Claro que seria impossível simplesmente dizer não, o preço subiria de qualquer jeito - em uma negociação, os dois lados cedem um pouco. O problema é como o abuso é tratado desde o início, com ocupação de refinarias por militares e atos teatrais do tipo, sendo aplaudidos pela "inteligentsia" e por integrantes do próprio "governo" do presidente Mula, como um ato de justiça. Não há justiça. A Bolívia nunca teve infra-estrutura para exploração e produção de petróleo, toda a tecnologia foi instalada pelo Brasil, com dinheiro do contribuinte. O Gasoduto Brasil-Bolívia (Gasbol) é obra da Petrobras, que deu à Bolívia uma infra-estrutura e um mercado consumidor para o gás que, de outra forma, seria apenas uma riqueza potencial. Tudo financiado pela viúva, ou seja, pelos brasileiros que pagam imposto para a Petrobras dar dinheiro aos "hermanos" e patrocinar o Framengo. Em contrapartida, a estatal brasileira teria acesso ao gás com preços subsidiados.

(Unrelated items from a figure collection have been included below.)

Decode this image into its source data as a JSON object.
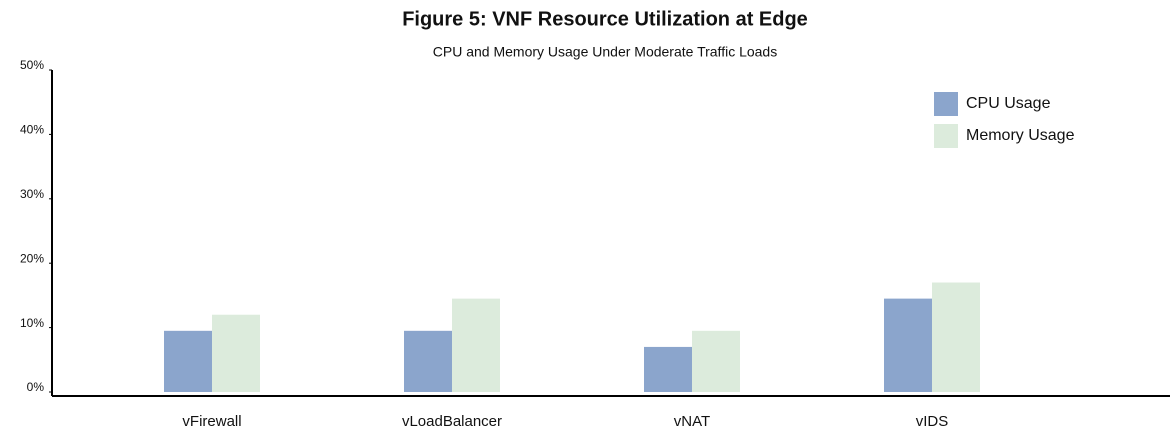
{
  "chart_data": {
    "type": "bar",
    "title": "Figure 5: VNF Resource Utilization at Edge",
    "subtitle": "CPU and Memory Usage Under Moderate Traffic Loads",
    "categories": [
      "vFirewall",
      "vLoadBalancer",
      "vNAT",
      "vIDS"
    ],
    "series": [
      {
        "name": "CPU Usage",
        "color": "#8ba5cc",
        "values": [
          9.5,
          9.5,
          7,
          14.5
        ]
      },
      {
        "name": "Memory Usage",
        "color": "#dcebdc",
        "values": [
          12,
          14.5,
          9.5,
          17
        ]
      }
    ],
    "ylim": [
      0,
      50
    ],
    "yticks": [
      {
        "value": 0,
        "label": "0%"
      },
      {
        "value": 10,
        "label": "10%"
      },
      {
        "value": 20,
        "label": "20%"
      },
      {
        "value": 30,
        "label": "30%"
      },
      {
        "value": 40,
        "label": "40%"
      },
      {
        "value": 50,
        "label": "50%"
      }
    ],
    "grid": false,
    "legend": "upper right"
  }
}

Mesmo assim, o contrato incluía a armadilha do "take-or-pay", ou seja: o Brasil tem de pagar pela capacidade máxima de transporte de gás do Gasbol, de 30 milhões de metros cúbicos por dia, embora nunca tenha usado nem 25 milhões de metros cúbicos por dia. Isso é desvantajoso para a Bolívia, que sentava em cima do seu gás desde sempre? Parece piada do Zacarias.
Caveirinha ri. Mas Caveirinha sempre sorri seu sorriso descarnado. Caveirinha é um pândego. Caveirinha ri dos vivos, que continuarão pagando. Morto não paga. Além do mais, em breve, Caveirinha vai virar petróleo, ou gás natural. E vai valer mais do que jamais valeu vivo.